Na Unidade de Saúde, os profissionais comentavam sobre os tumultos que Adélia provocava cada vez que por lá aparecia, negando–se a esperar pelo atendimento e dirigindo–se a todos de maneira agressiva.

Em visita à sua casa…

A sala estava arrumada, as cadeiras cobertas com panos de estampas vivas. O cheiro do tecido novo anunciava que tudo fora previamente arrumado para nos receber. Na parede da sala havia uma cortina improvisada, de grandes flores coloridas, que o menino menor logo arrancou com um pequeno puxão. As paredes desnudas mostravam os buracos e os rebocos inacabados. Ela, cuidadosamente vestida e perfumada, começou a revelar suas feridas… Tem 42 anos, estudou até o quinto ano do ensino fundamental. São 11 pessoas numa casa com sala e banheiro. Revela que usa diazepam há dez anos e que a renda da família é em torno de quatrocentos reais, provenientes do programa bolsa – família e do trabalho de uma das filhas como diarista. O filho mais velho está em situação de dependência química e saiu de casa depois de ter agredido a irmã. À noite, Adélia imagina que ele esteja ao relento, enquanto ela e os outros dez dividem as cobertas. Sem pudores de mostrar a falta de vários dentes, alarga o sorriso ao falar do seu novo amor, o companheiro que lhe dá afeto “de vez em quando”. 

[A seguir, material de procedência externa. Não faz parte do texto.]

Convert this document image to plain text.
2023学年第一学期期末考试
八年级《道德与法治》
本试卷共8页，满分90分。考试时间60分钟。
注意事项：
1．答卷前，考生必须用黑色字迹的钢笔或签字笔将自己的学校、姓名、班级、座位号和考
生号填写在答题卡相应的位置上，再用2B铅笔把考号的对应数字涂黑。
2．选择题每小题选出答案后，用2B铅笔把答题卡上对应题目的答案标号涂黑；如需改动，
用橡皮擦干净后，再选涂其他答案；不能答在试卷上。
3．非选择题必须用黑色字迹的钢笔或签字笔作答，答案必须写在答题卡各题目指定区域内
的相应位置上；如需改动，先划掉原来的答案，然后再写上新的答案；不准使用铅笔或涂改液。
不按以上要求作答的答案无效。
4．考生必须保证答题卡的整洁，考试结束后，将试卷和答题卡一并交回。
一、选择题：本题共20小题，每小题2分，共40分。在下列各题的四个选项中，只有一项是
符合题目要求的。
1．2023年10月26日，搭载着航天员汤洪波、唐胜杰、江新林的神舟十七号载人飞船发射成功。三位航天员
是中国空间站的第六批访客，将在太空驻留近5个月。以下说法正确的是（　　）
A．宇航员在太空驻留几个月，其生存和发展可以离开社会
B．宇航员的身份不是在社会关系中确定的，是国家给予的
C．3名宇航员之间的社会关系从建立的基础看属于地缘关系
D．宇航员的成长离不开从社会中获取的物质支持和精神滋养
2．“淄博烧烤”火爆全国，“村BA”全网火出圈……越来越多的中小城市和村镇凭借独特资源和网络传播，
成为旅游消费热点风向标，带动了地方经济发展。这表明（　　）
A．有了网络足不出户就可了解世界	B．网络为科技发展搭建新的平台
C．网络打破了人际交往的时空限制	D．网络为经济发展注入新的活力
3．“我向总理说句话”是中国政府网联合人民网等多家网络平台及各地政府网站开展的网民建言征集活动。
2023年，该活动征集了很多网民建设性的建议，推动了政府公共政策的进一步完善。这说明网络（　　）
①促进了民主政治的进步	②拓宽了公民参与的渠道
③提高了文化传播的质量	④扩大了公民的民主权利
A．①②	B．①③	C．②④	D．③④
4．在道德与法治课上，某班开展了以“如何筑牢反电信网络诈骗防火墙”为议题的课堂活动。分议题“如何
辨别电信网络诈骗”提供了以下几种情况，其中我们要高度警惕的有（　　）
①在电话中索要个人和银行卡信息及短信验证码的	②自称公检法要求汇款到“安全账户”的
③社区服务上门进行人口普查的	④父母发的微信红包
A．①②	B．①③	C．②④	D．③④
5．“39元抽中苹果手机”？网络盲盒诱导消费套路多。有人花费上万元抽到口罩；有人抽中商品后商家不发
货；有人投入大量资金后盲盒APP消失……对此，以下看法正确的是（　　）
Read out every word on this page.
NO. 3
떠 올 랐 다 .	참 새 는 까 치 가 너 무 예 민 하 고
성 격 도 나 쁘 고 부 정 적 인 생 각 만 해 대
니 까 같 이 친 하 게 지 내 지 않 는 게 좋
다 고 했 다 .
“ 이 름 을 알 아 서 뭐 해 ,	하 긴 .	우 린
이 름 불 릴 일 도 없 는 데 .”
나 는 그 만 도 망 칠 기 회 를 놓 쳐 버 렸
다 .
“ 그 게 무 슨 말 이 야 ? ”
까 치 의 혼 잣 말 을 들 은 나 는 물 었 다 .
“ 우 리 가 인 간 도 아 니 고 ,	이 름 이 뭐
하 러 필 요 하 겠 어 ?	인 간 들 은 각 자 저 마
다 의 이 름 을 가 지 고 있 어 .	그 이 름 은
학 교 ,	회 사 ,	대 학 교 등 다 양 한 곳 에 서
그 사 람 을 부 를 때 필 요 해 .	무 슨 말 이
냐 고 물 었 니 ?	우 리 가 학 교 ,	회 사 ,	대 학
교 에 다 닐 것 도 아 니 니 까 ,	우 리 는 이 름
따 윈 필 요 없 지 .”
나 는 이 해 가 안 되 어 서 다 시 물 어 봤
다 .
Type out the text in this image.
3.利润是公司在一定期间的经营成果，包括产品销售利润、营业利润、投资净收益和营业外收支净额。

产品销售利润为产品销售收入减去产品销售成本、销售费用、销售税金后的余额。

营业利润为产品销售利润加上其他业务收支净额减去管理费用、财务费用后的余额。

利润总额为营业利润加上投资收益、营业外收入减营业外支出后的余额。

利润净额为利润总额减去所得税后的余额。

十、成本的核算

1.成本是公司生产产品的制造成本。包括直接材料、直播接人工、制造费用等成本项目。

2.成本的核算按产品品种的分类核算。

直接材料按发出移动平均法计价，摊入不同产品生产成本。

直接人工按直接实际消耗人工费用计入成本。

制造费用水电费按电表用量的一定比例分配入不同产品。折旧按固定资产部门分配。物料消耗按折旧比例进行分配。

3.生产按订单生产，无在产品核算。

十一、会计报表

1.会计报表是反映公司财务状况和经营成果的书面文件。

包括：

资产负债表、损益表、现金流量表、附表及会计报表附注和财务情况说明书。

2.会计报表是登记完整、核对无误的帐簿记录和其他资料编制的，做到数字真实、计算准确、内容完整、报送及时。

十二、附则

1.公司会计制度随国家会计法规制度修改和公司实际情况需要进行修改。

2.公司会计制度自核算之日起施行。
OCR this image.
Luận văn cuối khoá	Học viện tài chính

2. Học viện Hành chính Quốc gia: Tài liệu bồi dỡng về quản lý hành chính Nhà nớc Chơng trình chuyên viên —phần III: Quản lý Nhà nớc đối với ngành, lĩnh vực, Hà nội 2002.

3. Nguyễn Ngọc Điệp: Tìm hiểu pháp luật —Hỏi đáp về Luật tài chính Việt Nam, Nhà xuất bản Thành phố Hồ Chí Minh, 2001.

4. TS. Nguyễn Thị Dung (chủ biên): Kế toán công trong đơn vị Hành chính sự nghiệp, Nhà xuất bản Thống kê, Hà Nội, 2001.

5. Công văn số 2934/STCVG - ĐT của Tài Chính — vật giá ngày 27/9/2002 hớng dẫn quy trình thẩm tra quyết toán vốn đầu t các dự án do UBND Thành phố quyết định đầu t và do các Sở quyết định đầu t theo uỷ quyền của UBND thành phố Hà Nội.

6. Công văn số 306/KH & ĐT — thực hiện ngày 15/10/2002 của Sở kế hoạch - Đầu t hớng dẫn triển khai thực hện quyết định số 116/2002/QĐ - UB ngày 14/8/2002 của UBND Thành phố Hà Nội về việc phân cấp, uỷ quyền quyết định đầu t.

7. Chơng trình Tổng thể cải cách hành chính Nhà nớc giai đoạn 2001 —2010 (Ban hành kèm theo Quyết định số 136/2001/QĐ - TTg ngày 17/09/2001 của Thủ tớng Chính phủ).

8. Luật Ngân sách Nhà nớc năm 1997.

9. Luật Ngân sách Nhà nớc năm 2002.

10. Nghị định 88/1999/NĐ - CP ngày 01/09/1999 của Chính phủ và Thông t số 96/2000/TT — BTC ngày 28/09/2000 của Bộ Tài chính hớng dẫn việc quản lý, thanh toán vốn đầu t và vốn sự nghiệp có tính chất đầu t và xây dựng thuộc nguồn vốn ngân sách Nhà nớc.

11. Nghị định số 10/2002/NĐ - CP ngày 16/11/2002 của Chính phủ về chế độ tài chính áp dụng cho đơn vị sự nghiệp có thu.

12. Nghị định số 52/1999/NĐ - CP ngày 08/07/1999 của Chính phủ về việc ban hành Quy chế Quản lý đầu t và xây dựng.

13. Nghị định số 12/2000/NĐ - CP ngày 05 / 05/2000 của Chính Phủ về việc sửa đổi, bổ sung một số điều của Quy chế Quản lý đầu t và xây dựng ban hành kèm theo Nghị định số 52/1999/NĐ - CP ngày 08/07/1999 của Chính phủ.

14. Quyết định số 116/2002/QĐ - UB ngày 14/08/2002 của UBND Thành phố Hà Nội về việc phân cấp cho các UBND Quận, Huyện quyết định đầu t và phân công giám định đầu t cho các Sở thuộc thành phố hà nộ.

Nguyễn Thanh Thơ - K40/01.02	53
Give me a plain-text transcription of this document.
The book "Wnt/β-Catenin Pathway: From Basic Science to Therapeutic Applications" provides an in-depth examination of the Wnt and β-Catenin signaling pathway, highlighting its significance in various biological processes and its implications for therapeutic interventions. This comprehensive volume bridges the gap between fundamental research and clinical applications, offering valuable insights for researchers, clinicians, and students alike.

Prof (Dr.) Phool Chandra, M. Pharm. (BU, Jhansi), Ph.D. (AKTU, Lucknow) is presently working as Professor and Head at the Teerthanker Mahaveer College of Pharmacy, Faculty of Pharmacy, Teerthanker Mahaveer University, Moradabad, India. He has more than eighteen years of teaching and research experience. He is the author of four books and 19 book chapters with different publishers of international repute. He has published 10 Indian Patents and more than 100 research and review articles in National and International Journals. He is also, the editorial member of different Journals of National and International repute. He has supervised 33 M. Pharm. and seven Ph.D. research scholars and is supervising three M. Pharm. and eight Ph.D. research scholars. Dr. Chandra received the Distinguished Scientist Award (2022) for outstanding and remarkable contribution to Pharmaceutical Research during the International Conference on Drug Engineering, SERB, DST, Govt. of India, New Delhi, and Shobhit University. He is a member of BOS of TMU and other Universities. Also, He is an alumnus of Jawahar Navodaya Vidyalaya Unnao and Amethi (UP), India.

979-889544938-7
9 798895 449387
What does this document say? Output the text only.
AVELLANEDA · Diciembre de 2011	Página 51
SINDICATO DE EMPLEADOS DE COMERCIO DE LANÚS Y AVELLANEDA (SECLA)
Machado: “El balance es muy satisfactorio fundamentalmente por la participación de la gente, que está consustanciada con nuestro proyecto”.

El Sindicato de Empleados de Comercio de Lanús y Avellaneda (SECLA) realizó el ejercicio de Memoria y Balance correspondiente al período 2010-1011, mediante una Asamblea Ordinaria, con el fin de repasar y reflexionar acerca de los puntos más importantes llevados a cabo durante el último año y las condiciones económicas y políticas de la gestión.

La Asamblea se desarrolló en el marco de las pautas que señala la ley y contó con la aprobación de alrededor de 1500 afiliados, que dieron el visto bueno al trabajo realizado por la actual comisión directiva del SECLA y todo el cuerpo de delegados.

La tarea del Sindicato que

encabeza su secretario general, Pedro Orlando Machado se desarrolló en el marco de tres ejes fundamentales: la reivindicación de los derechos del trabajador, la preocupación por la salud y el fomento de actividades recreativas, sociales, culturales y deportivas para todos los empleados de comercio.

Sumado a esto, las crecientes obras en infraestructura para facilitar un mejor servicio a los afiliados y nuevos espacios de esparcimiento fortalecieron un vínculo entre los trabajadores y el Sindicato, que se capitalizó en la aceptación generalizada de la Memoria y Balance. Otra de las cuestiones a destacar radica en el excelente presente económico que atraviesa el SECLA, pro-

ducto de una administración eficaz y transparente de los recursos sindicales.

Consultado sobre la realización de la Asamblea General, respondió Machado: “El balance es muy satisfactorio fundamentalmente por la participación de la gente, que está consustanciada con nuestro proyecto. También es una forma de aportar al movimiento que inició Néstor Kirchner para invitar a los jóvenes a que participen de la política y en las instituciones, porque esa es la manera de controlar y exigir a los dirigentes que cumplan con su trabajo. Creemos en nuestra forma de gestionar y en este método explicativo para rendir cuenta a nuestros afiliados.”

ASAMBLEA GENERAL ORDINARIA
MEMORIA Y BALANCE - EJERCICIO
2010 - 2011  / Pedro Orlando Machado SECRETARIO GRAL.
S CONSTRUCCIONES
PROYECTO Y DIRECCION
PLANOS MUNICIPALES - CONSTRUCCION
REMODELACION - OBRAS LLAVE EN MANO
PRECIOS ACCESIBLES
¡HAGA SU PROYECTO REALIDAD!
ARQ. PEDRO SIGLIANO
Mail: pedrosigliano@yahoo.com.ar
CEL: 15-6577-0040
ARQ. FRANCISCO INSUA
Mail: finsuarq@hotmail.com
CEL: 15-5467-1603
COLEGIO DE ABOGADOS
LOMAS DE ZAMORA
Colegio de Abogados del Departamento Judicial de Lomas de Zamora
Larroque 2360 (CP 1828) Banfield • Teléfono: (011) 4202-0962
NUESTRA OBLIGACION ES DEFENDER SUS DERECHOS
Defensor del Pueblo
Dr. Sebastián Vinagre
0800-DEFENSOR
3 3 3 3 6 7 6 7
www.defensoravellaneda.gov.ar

Quando a chuva começou a cair, a água escorria do teto em goteiras por toda a casa e ela nos puxou para um canto onde ficássemos protegidas da chuva. Lá fora, uma porta quebrada sobre latas velhas funcionava como um tobogã para os netos que, agarrados uns aos outros e entre gritos e risos, caíam nas poças de água deixadas pela chuva.

"Quando eu me aperreio muito, eu tenho que sair de dentro de casa. Às vezes eu saio com o menor puxando pela mão, vou bater lá na Avenida das Fronteiras, só andando […]. Esqueço até do tempo! Volto pra casa quando todos estão dormindo, aí já me sinto outra” (Adélia).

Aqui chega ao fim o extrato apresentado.